People flourish together. That is the animating conviction behind this edition of Mere Orthodoxy. Because it is not good for us to be alone, it follows that we must needs be bound to one another in relationships of love, mutuality, and honor. This insight is inextricably bound up with a Christian conception of politics and nations. You can find Augustine reflecting in the opening pages of his Confessions on the ways in which human beings are contingent, unable to secure their own existence in the world apart from the help of others. The reformed jurist Johannes Althusius makes a similar claim, noting that the only way people can live in the world is through cooperation, mutual giving, and sacrifice. Politics, he argues, is the art of ordering those relationships so they can be mutually delightful and healthy.
Framing the problem in this way also highlights the ways in which our direct personal relationships, though necessary for the good life, are not sufficient in themselves to provide us with all our needs. We live by the work of people we do not know. We benefit from the laws of cities and states and nations, drafted and defined mostly or entirely by people we do not know and enforced by people we do not know.

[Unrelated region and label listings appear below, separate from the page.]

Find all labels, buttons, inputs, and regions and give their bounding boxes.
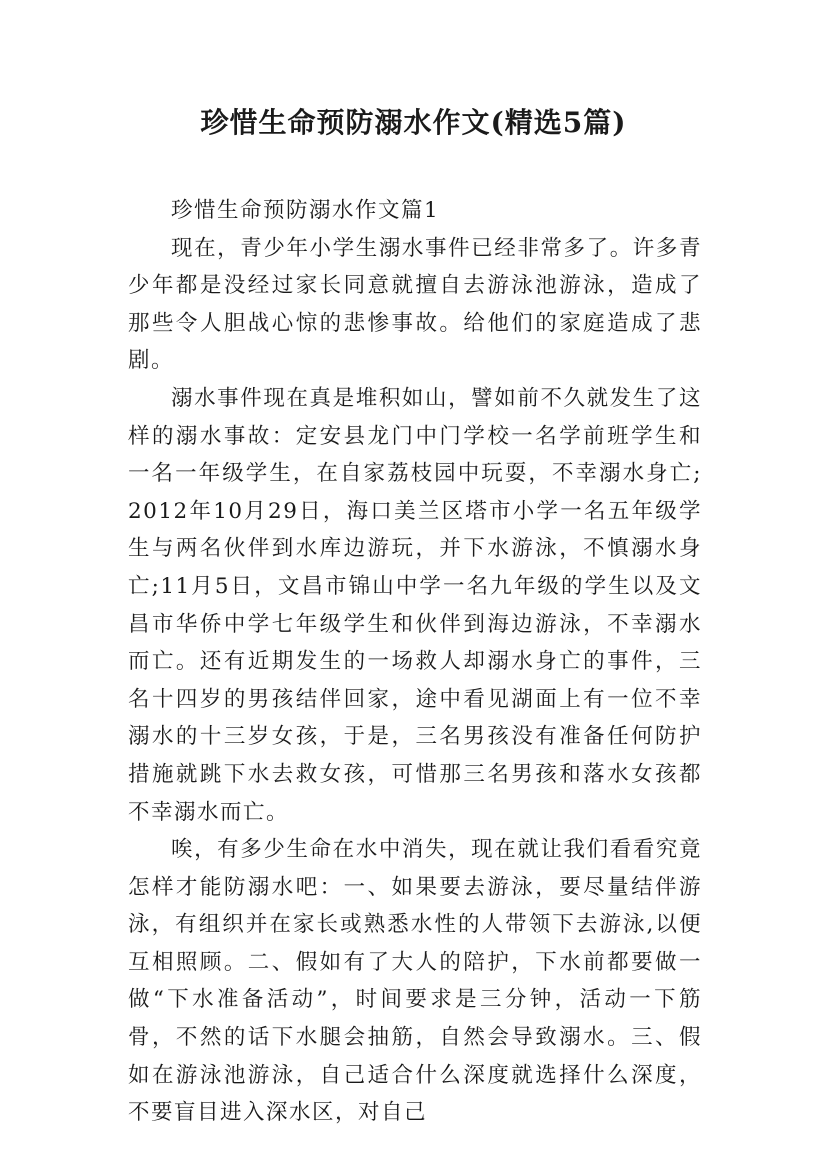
section-heading: 珍惜生命预防溺水作文篇1 — [171, 198, 440, 223]
document-body — [128, 192, 702, 1132]
document-title: 珍惜生命预防溺水作文(精选5篇) — [200, 106, 627, 139]
paragraph: 唉，有多少生命在水中消失，现在就让我们看看究竟怎样才能防溺水吧：一、如果要去游泳，要尽量结伴游泳，有组织并在家长或熟悉水性的人带领下去游泳,以便互相照顾。二、假如有了大人的陪护，下水前都要做一做“下水准备活动”，时间要求是三分钟，活动一下筋骨，不然的话下水腿会抽筋，自然会导致溺水。三、假如在游泳池游泳，自己适合什么深度就选择什么深度，不要盲目进入深水区，对自己 — [128, 837, 702, 1126]
paragraph: 现在，青少年小学生溺水事件已经非常多了。许多青少年都是没经过家长同意就擅自去游泳池游泳，造成了那些令人胆战心惊的悲惨事故。给他们的家庭造成了悲剧。 — [128, 235, 702, 374]
paragraph: 溺水事件现在真是堆积如山，譬如前不久就发生了这样的溺水事故：定安县龙门中门学校一名学前班学生和一名一年级学生，在自家荔枝园中玩耍，不幸溺水身亡;2012年10月29日，海口美兰区塔市小学一名五年级学生与两名伙伴到水库边游玩，并下水游泳，不慎溺水身亡;11月5日，文昌市锦山中学一名九年级的学生以及文昌市华侨中学七年级学生和伙伴到海边游泳，不幸溺水而亡。还有近期发生的一场救人却溺水身亡的事件，三名十四岁的男孩结伴回家，途中看见湖面上有一位不幸溺水的十三岁女孩，于是，三名男孩没有准备任何防护措施就跳下水去救女孩，可惜那三名男孩和落水女孩都不幸溺水而亡。 — [128, 385, 702, 825]
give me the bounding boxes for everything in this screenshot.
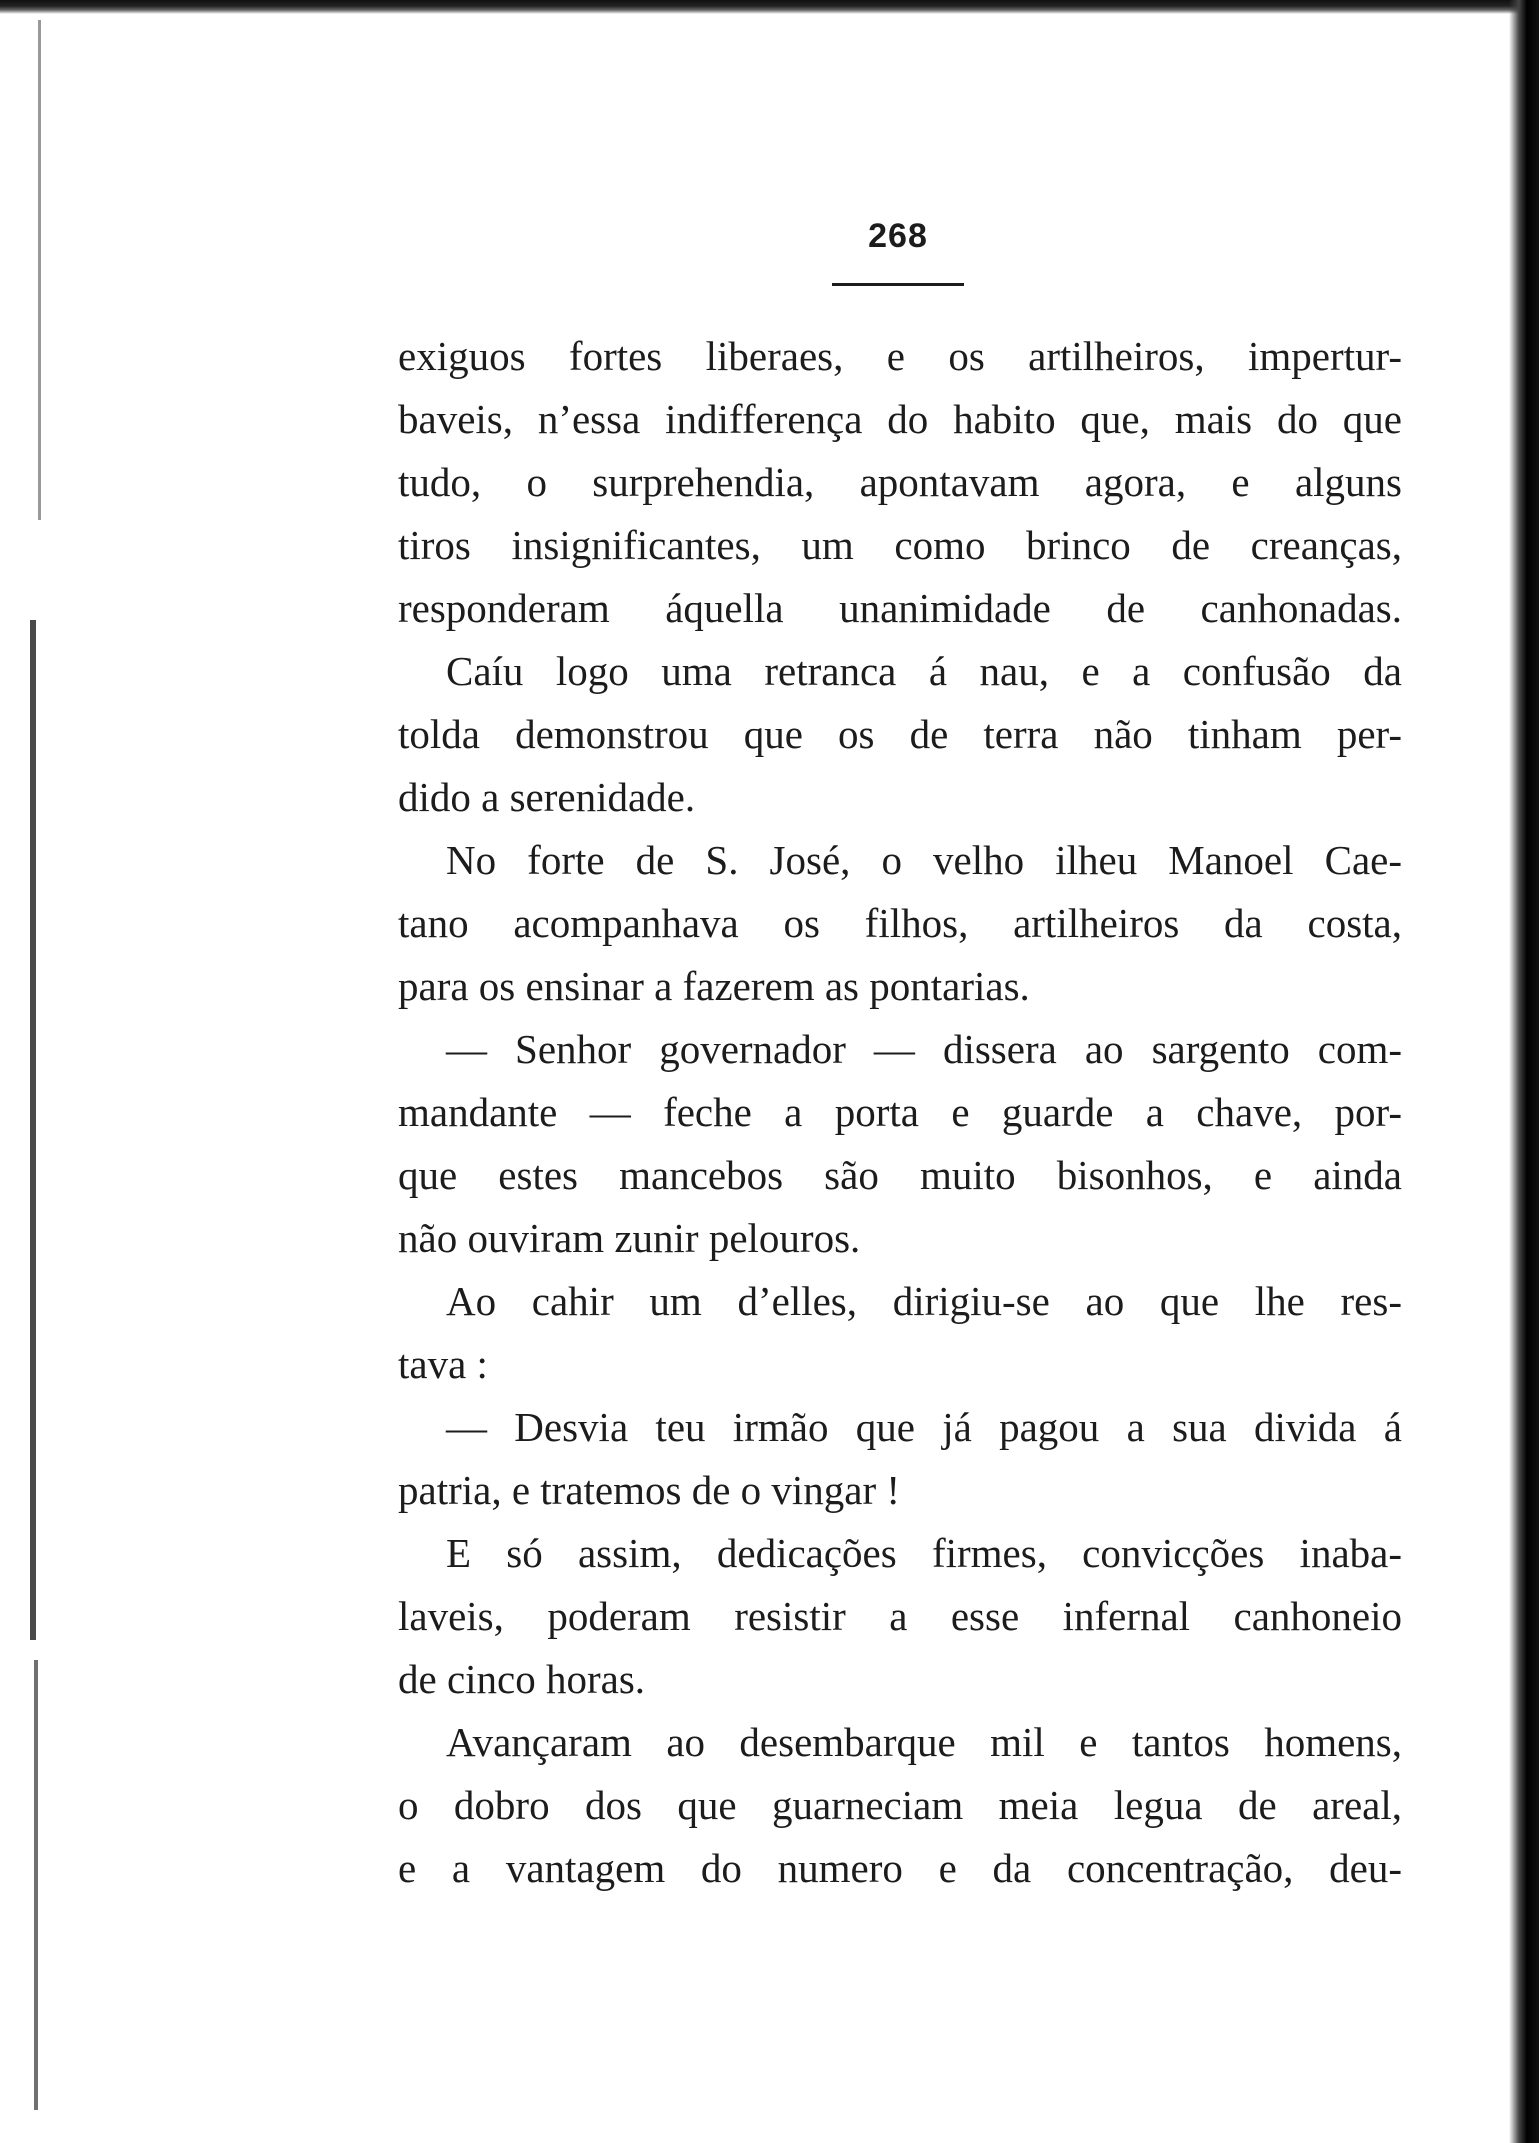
- text-line: tolda demonstrou que os de terra não tinham per-: [398, 711, 1402, 757]
- text-line: exiguos fortes liberaes, e os artilheiros, impertur-: [398, 333, 1402, 379]
- text-line: — Desvia teu irmão que já pagou a sua divida á: [446, 1404, 1402, 1450]
- text-line: responderam áquella unanimidade de canhonadas.: [398, 585, 1402, 631]
- scan-edge-left-upper: [38, 20, 41, 520]
- text-line: o dobro dos que guarneciam meia legua de areal,: [398, 1782, 1402, 1828]
- text-line: tava :: [398, 1341, 488, 1387]
- text-line: tano acompanhava os filhos, artilheiros da costa,: [398, 900, 1402, 946]
- header-rule: [832, 283, 964, 286]
- page-number: 268: [868, 217, 928, 255]
- scan-edge-left: [30, 620, 36, 1640]
- scan-edge-right: [1509, 0, 1539, 2143]
- text-line: mandante — feche a porta e guarde a chave, por-: [398, 1089, 1402, 1135]
- text-line: laveis, poderam resistir a esse infernal canhoneio: [398, 1593, 1402, 1639]
- scan-edge-left-lower: [34, 1660, 38, 2110]
- text-line: e a vantagem do numero e da concentração, deu-: [398, 1845, 1402, 1891]
- text-line: dido a serenidade.: [398, 774, 696, 820]
- text-line: — Senhor governador — dissera ao sargento com-: [446, 1026, 1402, 1072]
- text-line: Caíu logo uma retranca á nau, e a confusão da: [446, 648, 1402, 694]
- text-line: No forte de S. José, o velho ilheu Manoel Cae-: [446, 837, 1402, 883]
- text-line: Avançaram ao desembarque mil e tantos homens,: [446, 1719, 1402, 1765]
- text-line: que estes mancebos são muito bisonhos, e ainda: [398, 1152, 1402, 1198]
- body-text: [398, 325, 1402, 1900]
- scan-edge-top: [0, 0, 1539, 14]
- text-line: tiros insignificantes, um como brinco de creanças,: [398, 522, 1402, 568]
- text-line: tudo, o surprehendia, apontavam agora, e alguns: [398, 459, 1402, 505]
- text-line: Ao cahir um d’elles, dirigiu-se ao que lhe res-: [446, 1278, 1402, 1324]
- text-line: para os ensinar a fazerem as pontarias.: [398, 963, 1030, 1009]
- text-line: não ouviram zunir pelouros.: [398, 1215, 861, 1261]
- text-line: patria, e tratemos de o vingar !: [398, 1467, 901, 1513]
- text-line: E só assim, dedicações firmes, convicções inaba-: [446, 1530, 1402, 1576]
- text-line: baveis, n’essa indifferença do habito que, mais do que: [398, 396, 1402, 442]
- text-line: de cinco horas.: [398, 1656, 646, 1702]
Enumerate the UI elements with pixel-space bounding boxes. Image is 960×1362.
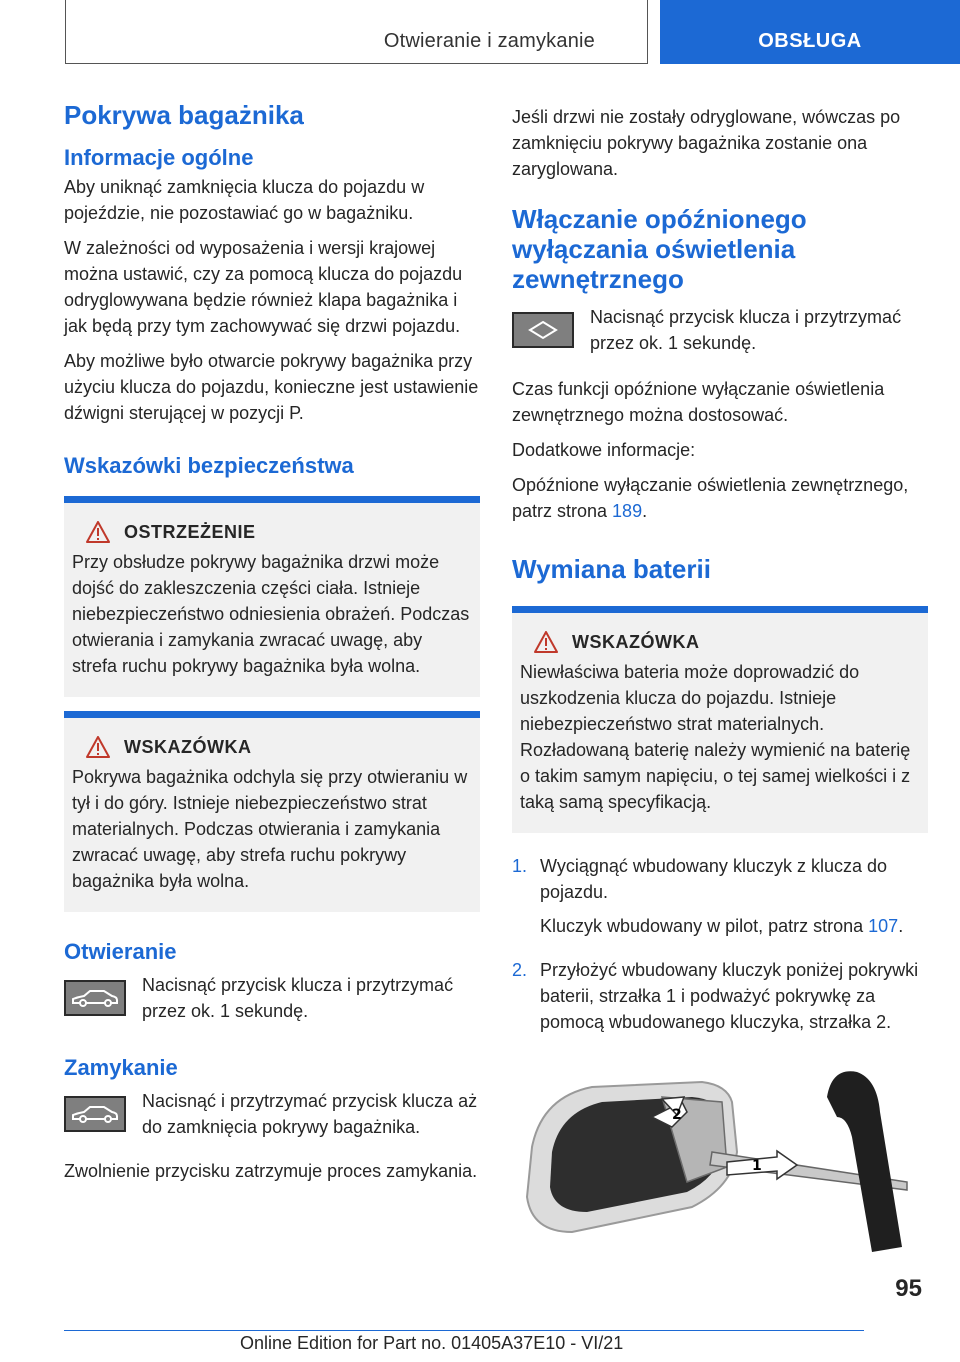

There is something grand about this. I am from the Great Plains and, specifically, Lincoln, NE, a university town of 300,000 near Salt Creek in southeast Nebraska. Lincoln is capable of displays of virtue and beauty that my grandfather’s home town of Oakland, a town of 1,000 two hours north of Lincoln on Highway 77, is not. By the same token, a city like New York is capable of a degree of magnanimity that Lincoln is not. The dreaming spires of Oxford, which inspired the Mere Orthodoxy logo and which have enchanted so many for so long are a product of this sort of munificence; they are the result of a group of people who might otherwise be strangers binding themselves together to accomplish something grand that no one of them could achieve on their own. This is the glory of nations, the glory of common culture, language, traditions, and custom.
Nations, like any other good gift, can be twisted and turned to bad ends. They can become idols, false gods that make cruel demands of their followers. They can become goods that we value above God, above righteousness, above justice. In her essay on Tolkien’s nationalism, Holly Ordway notes that Tolkien strenuously opposed the idea of “Deutschland uber alles,” but was delighted to affirm the Norwegian counter “alt for Norge.” We must find ways of enjoying and delighting in our peoples without transforming that people into a false god.
But, of course, we humans are very bad at this. It is precisely because we love bad things or love good things poorly that Christ needed to enter our world to rescue us. Our hearts are idol factories, as John Calvin long ago said. And so nations, meant to be vehicles of mutual delight, provision, and care, can easily become weapons of injustice, chasing after their own comfort and wealth through the exploitation of others. It is not for nothing that the Scriptures so often speak of the nations almost as if they are demonic entities — powers and principalities, in the Pauline language. And so what then? Malcolm Foley’s consideration of Black nationalism is one answer to that question. When people are subjected to centuries upon centuries of injustice, they find that one of the surest counters is to forge their own subversive nation within the nation. This is how it must be, for those powers and principalities are perversions of the original good they were meant to become. Satan, as Tolkien observed, cannot create; he can only mock. And yet if we fail to attend to the unique ways that these subversive nations promote justice, we will fail to learn the many lessons they can teach us. It is not only this problem of power and specifically racially coded power that vexes the contemporary nationalism debate, however.
There is a second difficulty: Nations, as we are speaking of them, are organic communities that arise out of the mutual needs and obligations of a people unified around common objects of love. But nations as they exist on the world stage are politically defined entities existing within geographic bounds and governed by large impersonal bureaucracies. And this creates a further problem: Many of us will have complex relationships to our home “nations.” Vika Pechersky writes beautifully of this ambiguity in her essay on imperial migrations, but so too does Michael Wear in his meditation on Italian food and national identity. While we live under the shadow of sin, no membership is without complexity, no joy without ambiguity. Our hope for this issue is to honor the goods of nationalism while resisting the ways in which national belonging can be twisted to evil ends. We want, in short, to complicate the nationalism conversation, resisting the almost instinctive anti-nationalism of the left but also the too-easy nationalism that defines many on the contemporary right. Nations are good things. But an unbaptized love of nation will become an idol, something that will lead its followers to damnation. We are for nations. We are against idols. And so we offer to you the second print edition of Mere Orthodoxy.